Q. 3: Case: RECOGNITION AND MEASUREMENT:

The impact of the global financial crisis on IAS 39 (Financial instruments: Recognition and Measurement).

The financial crisis of the late 2000s resulted in the collapse of many large financial institutions, the bailout of banks by national governments and downturns in world stock markets. Among the scapegoats blamed for the crisis was fair value accounting rules. The argument was that companies were forced by fair value accounting to write down their assets to what they hoped was temporarily irrational prices. These write-downs supposedly exacerbated market downturns.

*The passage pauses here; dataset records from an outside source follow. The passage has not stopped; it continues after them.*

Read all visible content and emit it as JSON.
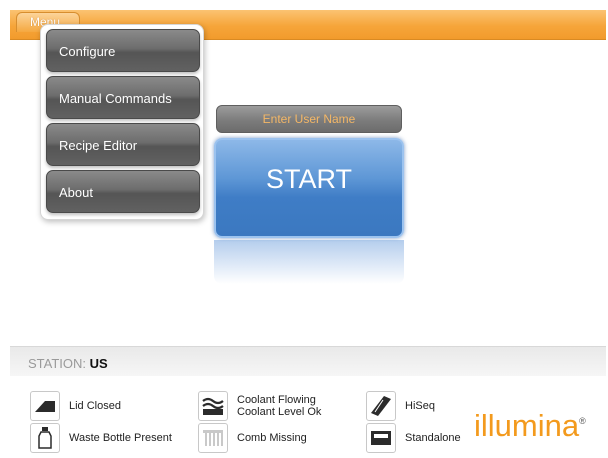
{
  "menu": {
    "tab_label": "Menu",
    "items": [
      "Configure",
      "Manual Commands",
      "Recipe Editor",
      "About"
    ]
  },
  "main": {
    "username_placeholder": "Enter User Name",
    "start_label": "START"
  },
  "station": {
    "prefix": "STATION:",
    "name": "US"
  },
  "status": {
    "lid": "Lid Closed",
    "waste": "Waste Bottle Present",
    "coolant_line1": "Coolant Flowing",
    "coolant_line2": "Coolant Level Ok",
    "comb": "Comb Missing",
    "hiseq": "HiSeq",
    "standalone": "Standalone"
  },
  "brand": {
    "name": "illumina",
    "mark": "®"
  },
  "colors": {
    "accent_orange": "#f6a53a",
    "start_blue": "#3f7dc6",
    "menu_gray": "#6d6d6d"
  }
}
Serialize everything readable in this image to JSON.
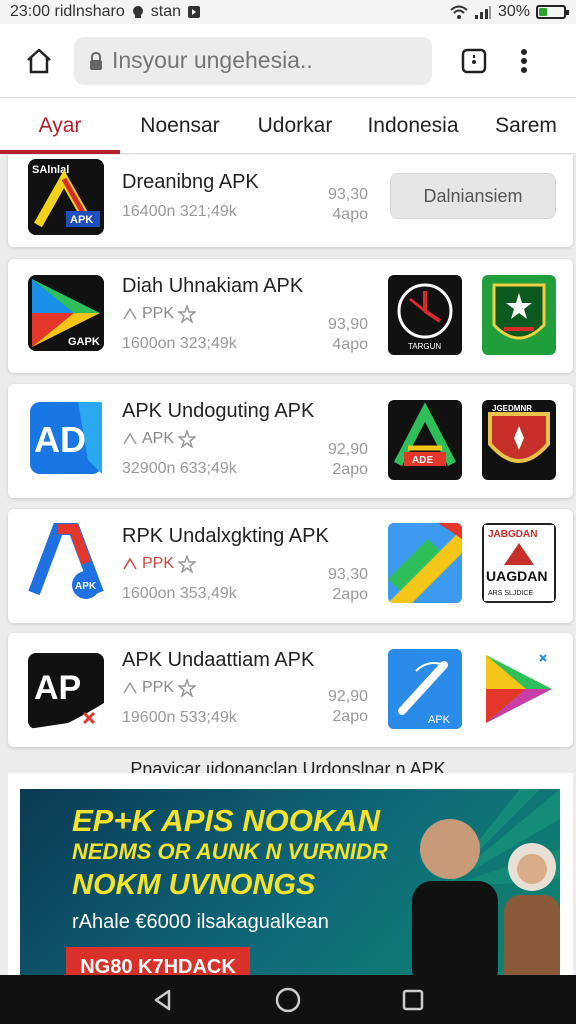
{
  "status_bar": {
    "time_text": "23:00 ridlnsharo",
    "carrier": "stan",
    "battery_percent": "30%",
    "battery_level": 0.3
  },
  "browser": {
    "url_placeholder": "Insyour ungehesia.."
  },
  "tabs": [
    {
      "label": "Ayar",
      "active": true
    },
    {
      "label": "Noensar",
      "active": false
    },
    {
      "label": "Udorkar",
      "active": false
    },
    {
      "label": "Indonesia",
      "active": false
    },
    {
      "label": "Sarem",
      "active": false
    }
  ],
  "apps": [
    {
      "title": "Dreanibng APK",
      "meta": "16400n 321;49k",
      "rating_top": "93,30",
      "rating_bottom": "4apo",
      "button_label": "Dalniansiem",
      "icon_text": "SAlnlal",
      "icon_badge": "APK"
    },
    {
      "title": "Diah Uhnakiam APK",
      "dev": "PPK",
      "meta": "1600on 323;49k",
      "rating_top": "93,90",
      "rating_bottom": "4apo",
      "icon_badge": "GAPK",
      "thumb1_text": "TARGUN"
    },
    {
      "title": "APK Undoguting APK",
      "dev": "APK",
      "meta": "32900n 633;49k",
      "rating_top": "92,90",
      "rating_bottom": "2apo",
      "icon_text": "AD",
      "thumb1_text": "ADE",
      "thumb2_text": "JGEDMNR"
    },
    {
      "title": "RPK Undalxgkting APK",
      "dev": "PPK",
      "meta": "1600on 353,49k",
      "rating_top": "93,30",
      "rating_bottom": "2apo",
      "icon_badge": "APK",
      "thumb2_text": "JABGDAN",
      "thumb2_sub": "UAGDAN",
      "thumb2_foot": "ARS SLJDICE"
    },
    {
      "title": "APK Undaattiam APK",
      "dev": "PPK",
      "meta": "19600n 533;49k",
      "rating_top": "92,90",
      "rating_bottom": "2apo",
      "icon_text": "AP",
      "thumb1_text": "APK"
    }
  ],
  "section_title": "Pnayicar ıidonanclan Urdonslnar n APK",
  "banner": {
    "line1": "EP+K APIS NOOKAN",
    "line2": "NEDMS OR AUNK N VURNIDR",
    "line3": "NOKM UVNONGS",
    "line4": "rAhale €6000 ilsakagualkean",
    "cta": "NG80 K7HDACK"
  },
  "colors": {
    "accent": "#b3202c",
    "banner_text": "#f4e32a"
  }
}
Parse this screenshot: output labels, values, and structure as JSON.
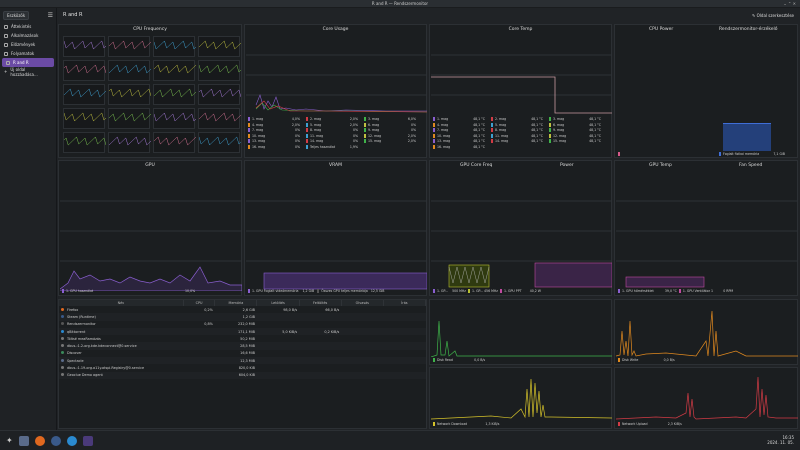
{
  "window": {
    "title": "R and R — Rendszermonitor"
  },
  "sidebar": {
    "dropdown": "Eszközök",
    "items": [
      {
        "label": "Áttekintés",
        "icon": "overview-icon"
      },
      {
        "label": "Alkalmazások",
        "icon": "applications-icon"
      },
      {
        "label": "Előzmények",
        "icon": "history-icon"
      },
      {
        "label": "Folyamatok",
        "icon": "processes-icon"
      },
      {
        "label": "R and R",
        "icon": "page-icon"
      },
      {
        "label": "Új oldal hozzáadása...",
        "icon": "add-icon"
      }
    ]
  },
  "header": {
    "title": "R and R",
    "edit": "Oldal szerkesztése"
  },
  "panels": {
    "cpu_freq": {
      "title": "CPU Frequency"
    },
    "core_usage": {
      "title": "Core Usage",
      "legend": [
        [
          "1. mag",
          "4,0%",
          "2. mag",
          "2,0%",
          "3. mag",
          "6,0%"
        ],
        [
          "4. mag",
          "2,0%",
          "5. mag",
          "2,0%",
          "6. mag",
          "0%"
        ],
        [
          "7. mag",
          "0%",
          "8. mag",
          "0%",
          "9. mag",
          "0%"
        ],
        [
          "10. mag",
          "0%",
          "11. mag",
          "0%",
          "12. mag",
          "2,0%"
        ],
        [
          "13. mag",
          "0%",
          "14. mag",
          "0%",
          "15. mag",
          "2,0%"
        ],
        [
          "16. mag",
          "0%",
          "Teljes használat",
          "1,9%",
          "",
          ""
        ]
      ]
    },
    "core_temp": {
      "title": "Core Temp",
      "legend": [
        [
          "1. mag",
          "48,1 °C",
          "2. mag",
          "48,1 °C",
          "3. mag",
          "48,1 °C"
        ],
        [
          "4. mag",
          "48,1 °C",
          "5. mag",
          "48,1 °C",
          "6. mag",
          "48,1 °C"
        ],
        [
          "7. mag",
          "48,1 °C",
          "8. mag",
          "48,1 °C",
          "9. mag",
          "48,1 °C"
        ],
        [
          "10. mag",
          "48,1 °C",
          "11. mag",
          "48,1 °C",
          "12. mag",
          "48,1 °C"
        ],
        [
          "13. mag",
          "48,1 °C",
          "14. mag",
          "48,1 °C",
          "15. mag",
          "48,1 °C"
        ],
        [
          "16. mag",
          "48,1 °C",
          "",
          "",
          "",
          ""
        ]
      ]
    },
    "cpu_power": {
      "title": "CPU Power"
    },
    "sysmon": {
      "title": "Rendszermonitor-érzékelő",
      "legend": "Foglalt fizikai memória",
      "value": "7,1 GiB"
    },
    "gpu": {
      "title": "GPU",
      "legend": "1. GPU használat",
      "value": "10,0%"
    },
    "vram": {
      "title": "VRAM",
      "legend": "1. GPU Foglalt videómemória",
      "value": "1,2 GiB",
      "legend2": "Összes GPU teljes memóriája",
      "value2": "12,5 GiB"
    },
    "gpu_freq": {
      "title": "GPU Core Freq",
      "legend": "1. GP...",
      "value": "500 MHz",
      "legend2": "1. GP...",
      "value2": "456 MHz"
    },
    "power": {
      "title": "Power",
      "legend": "1. GPU PPT",
      "value": "40,2 W"
    },
    "gpu_temp": {
      "title": "GPU Temp",
      "legend": "1. GPU hőmérséklet",
      "value": "39,0 °C"
    },
    "fan": {
      "title": "Fan Speed",
      "legend": "1. GPU Ventilátor 1",
      "value": "0 RPM"
    }
  },
  "proc_table": {
    "headers": [
      "Név",
      "CPU",
      "Memória",
      "Letöltés",
      "Feltöltés",
      "Olvasás",
      "Írás"
    ],
    "rows": [
      [
        "Firefox",
        "0,2%",
        "2,6 GiB",
        "98,0 B/s",
        "66,0 B/s",
        "",
        ""
      ],
      [
        "Steam (Runtime)",
        "",
        "1,2 GiB",
        "",
        "",
        "",
        ""
      ],
      [
        "Rendszermonitor",
        "0,8%",
        "232,0 MiB",
        "",
        "",
        "",
        ""
      ],
      [
        "qBittorrent",
        "",
        "171,1 MiB",
        "5,0 KiB/s",
        "0,2 KiB/s",
        "",
        ""
      ],
      [
        "Töltsé meaRamázás",
        "",
        "50,2 MiB",
        "",
        "",
        "",
        ""
      ],
      [
        "dbus-:1.2-org.kde.kdeconnect@0.service",
        "",
        "28,5 MiB",
        "",
        "",
        "",
        ""
      ],
      [
        "Discover",
        "",
        "16,6 MiB",
        "",
        "",
        "",
        ""
      ],
      [
        "Spectacle",
        "",
        "12,3 MiB",
        "",
        "",
        "",
        ""
      ],
      [
        "dbus-:1.19-org.a11y.atspi.Registry@0.service",
        "",
        "820,0 KiB",
        "",
        "",
        "",
        ""
      ],
      [
        "Geoclue Demo agent",
        "",
        "604,0 KiB",
        "",
        "",
        "",
        ""
      ]
    ]
  },
  "net": {
    "disk_read": "Disk Read",
    "disk_read_v": "0,0 B/s",
    "disk_write": "Disk Write",
    "disk_write_v": "0,0 B/s",
    "download": "Network Download",
    "download_v": "1,3 KiB/s",
    "upload": "Network Upload",
    "upload_v": "2,3 KiB/s"
  },
  "clock": {
    "time": "16:35",
    "date": "2024. 11. 05."
  },
  "colors": {
    "accent": "#6b4ba5",
    "green": "#3fb24a",
    "orange": "#e0891f",
    "yellow": "#d4c22a",
    "red": "#d23b45",
    "purple": "#8a5fd0"
  }
}
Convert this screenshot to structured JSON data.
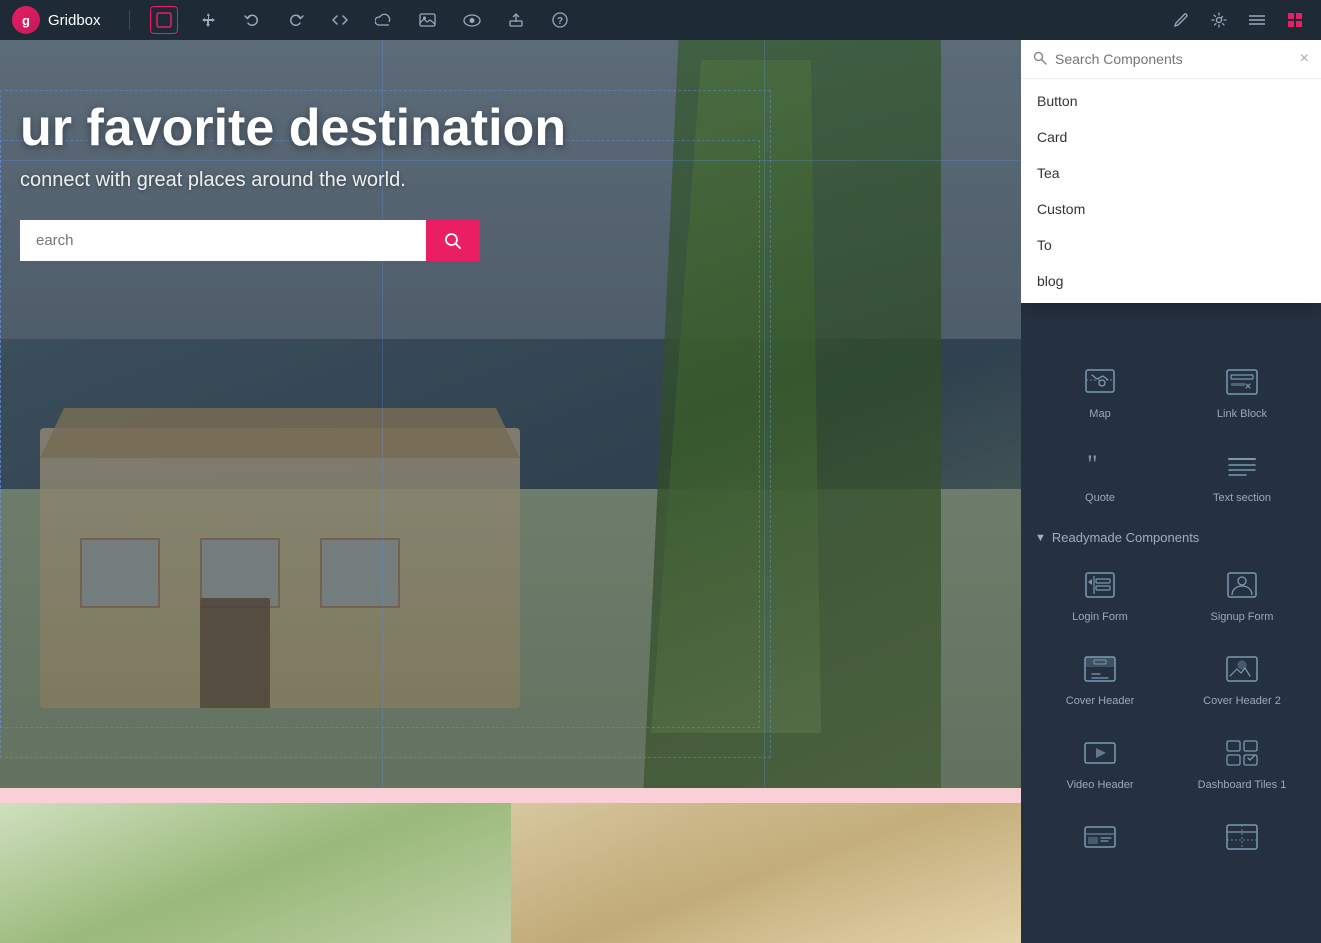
{
  "app": {
    "name": "Gridbox",
    "logo_letter": "g"
  },
  "toolbar": {
    "icons": [
      "□",
      "✥",
      "↺",
      "↻",
      "</>",
      "☁",
      "🖼",
      "👁",
      "💾",
      "?"
    ],
    "right_icons": [
      "✏",
      "⚙",
      "☰"
    ]
  },
  "search": {
    "placeholder": "Search Components",
    "clear_label": "×",
    "results": [
      {
        "id": "button",
        "label": "Button"
      },
      {
        "id": "card",
        "label": "Card"
      },
      {
        "id": "tea",
        "label": "Tea"
      },
      {
        "id": "custom",
        "label": "Custom"
      },
      {
        "id": "to",
        "label": "To"
      },
      {
        "id": "blog",
        "label": "blog"
      }
    ]
  },
  "panel": {
    "basic_components": [
      {
        "id": "map",
        "label": "Map",
        "icon": "map"
      },
      {
        "id": "link-block",
        "label": "Link Block",
        "icon": "linkblock"
      },
      {
        "id": "quote",
        "label": "Quote",
        "icon": "quote"
      },
      {
        "id": "text-section",
        "label": "Text section",
        "icon": "textsection"
      }
    ],
    "readymade_section_label": "Readymade Components",
    "readymade_components": [
      {
        "id": "login-form",
        "label": "Login Form",
        "icon": "loginform"
      },
      {
        "id": "signup-form",
        "label": "Signup Form",
        "icon": "signupform"
      },
      {
        "id": "cover-header",
        "label": "Cover Header",
        "icon": "coverheader"
      },
      {
        "id": "cover-header-2",
        "label": "Cover Header 2",
        "icon": "coverheader2"
      },
      {
        "id": "video-header",
        "label": "Video Header",
        "icon": "videoheader"
      },
      {
        "id": "dashboard-tiles-1",
        "label": "Dashboard Tiles 1",
        "icon": "dashboard"
      },
      {
        "id": "generic-1",
        "label": "",
        "icon": "generic1"
      },
      {
        "id": "generic-2",
        "label": "",
        "icon": "generic2"
      }
    ]
  },
  "canvas": {
    "hero_title": "ur favorite destination",
    "hero_subtitle": "connect with great places around the world.",
    "search_placeholder": "earch",
    "search_btn_icon": "🔍"
  }
}
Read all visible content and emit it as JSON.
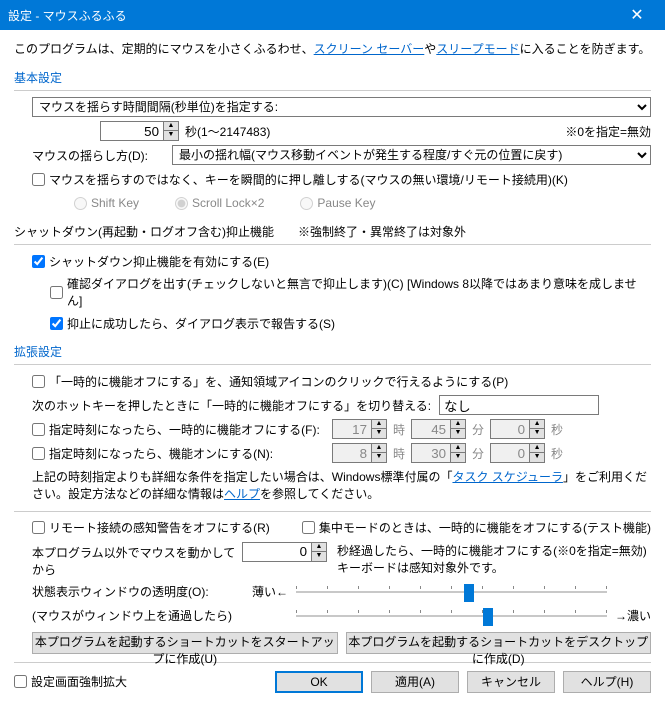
{
  "titlebar": {
    "title": "設定 - マウスふるふる"
  },
  "intro": {
    "prefix": "このプログラムは、定期的にマウスを小さくふるわせ、",
    "link1": "スクリーン セーバー",
    "mid": "や",
    "link2": "スリープモード",
    "suffix": "に入ることを防ぎます。"
  },
  "basic": {
    "heading": "基本設定",
    "interval_label": "マウスを揺らす時間間隔(秒単位)を指定する:",
    "interval_value": "50",
    "interval_unit": "秒(1～2147483)",
    "interval_note": "※0を指定=無効",
    "shake_method_label": "マウスの揺らし方(D):",
    "shake_method_value": "最小の揺れ幅(マウス移動イベントが発生する程度/すぐ元の位置に戻す)",
    "key_checkbox": "マウスを揺らすのではなく、キーを瞬間的に押し離しする(マウスの無い環境/リモート接続用)(K)",
    "radio_shift": "Shift Key",
    "radio_scroll": "Scroll Lock×2",
    "radio_pause": "Pause Key"
  },
  "shutdown": {
    "heading": "シャットダウン(再起動・ログオフ含む)抑止機能　　※強制終了・異常終了は対象外",
    "enable": "シャットダウン抑止機能を有効にする(E)",
    "confirm": "確認ダイアログを出す(チェックしないと無言で抑止します)(C) [Windows 8以降ではあまり意味を成しません]",
    "report": "抑止に成功したら、ダイアログ表示で報告する(S)"
  },
  "ext": {
    "heading": "拡張設定",
    "tray_off": "「一時的に機能オフにする」を、通知領域アイコンのクリックで行えるようにする(P)",
    "hotkey_label": "次のホットキーを押したときに「一時的に機能オフにする」を切り替える:",
    "hotkey_value": "なし",
    "time_off": "指定時刻になったら、一時的に機能オフにする(F):",
    "time_off_h": "17",
    "time_off_m": "45",
    "time_off_s": "0",
    "time_on": "指定時刻になったら、機能オンにする(N):",
    "time_on_h": "8",
    "time_on_m": "30",
    "time_on_s": "0",
    "unit_h": "時",
    "unit_m": "分",
    "unit_s": "秒",
    "note_prefix": "上記の時刻指定よりも詳細な条件を指定したい場合は、Windows標準付属の「",
    "note_link1": "タスク スケジューラ",
    "note_mid": "」をご利用ください。設定方法などの詳細な情報は",
    "note_link2": "ヘルプ",
    "note_suffix": "を参照してください。",
    "remote_off": "リモート接続の感知警告をオフにする(R)",
    "focus_off": "集中モードのときは、一時的に機能をオフにする(テスト機能)",
    "external_label": "本プログラム以外でマウスを動かしてから",
    "external_value": "0",
    "external_note1": "秒経過したら、一時的に機能オフにする(※0を指定=無効)",
    "external_note2": "キーボードは感知対象外です。",
    "opacity_label": "状態表示ウィンドウの透明度(O):",
    "opacity_sub": "(マウスがウィンドウ上を通過したら)",
    "opacity_left": "薄い←",
    "opacity_right": "→濃い",
    "shortcut_startup": "本プログラムを起動するショートカットをスタートアップに作成(U)",
    "shortcut_desktop": "本プログラムを起動するショートカットをデスクトップに作成(D)"
  },
  "bottom": {
    "force_expand": "設定画面強制拡大",
    "ok": "OK",
    "apply": "適用(A)",
    "cancel": "キャンセル",
    "help": "ヘルプ(H)"
  }
}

Possibly in response to these arguments and to threats by the European Union to over- ride international accounting standards, the International Accounting Standards Board changed its rules in IAS 39 on balance sheet classifications so that companies could shift many of their financial assets out of categories where fair value accounting was required. This meant a company holding dodgy bonds could delay recognition of future losses on those bonds by simply changing their category on the balance sheet. Such an action is possible because the changes to IAS 39 meant that financial assets could be classified four ways: as fair value through profit or loss; as available for sale; as held to maturity; and as loans and receivables. The first two classifications require financial assets to be marked to market, with those classified as the first category requiring changes in value to go through the income statement, while changes in value for those classified as available for sale would not impact on the income statement. The other classifications allow companies to avoid using fair values on the balance sheet.In 2009, the Financial Accounting Standards Board also changed its comparable standard to allow companies to keep losses on impaired financial instruments out of net income.

Questions

1. Suppose you are a company holding large quantities of financial instruments the market value of which had declined markedly since purchase. How would you classify those instruments and why?

2. What types of companies are likely to be affected greatly by the changes to IAS 39?

3. Why do you think International Accounting Standards Board have changed its rules in IAS 39?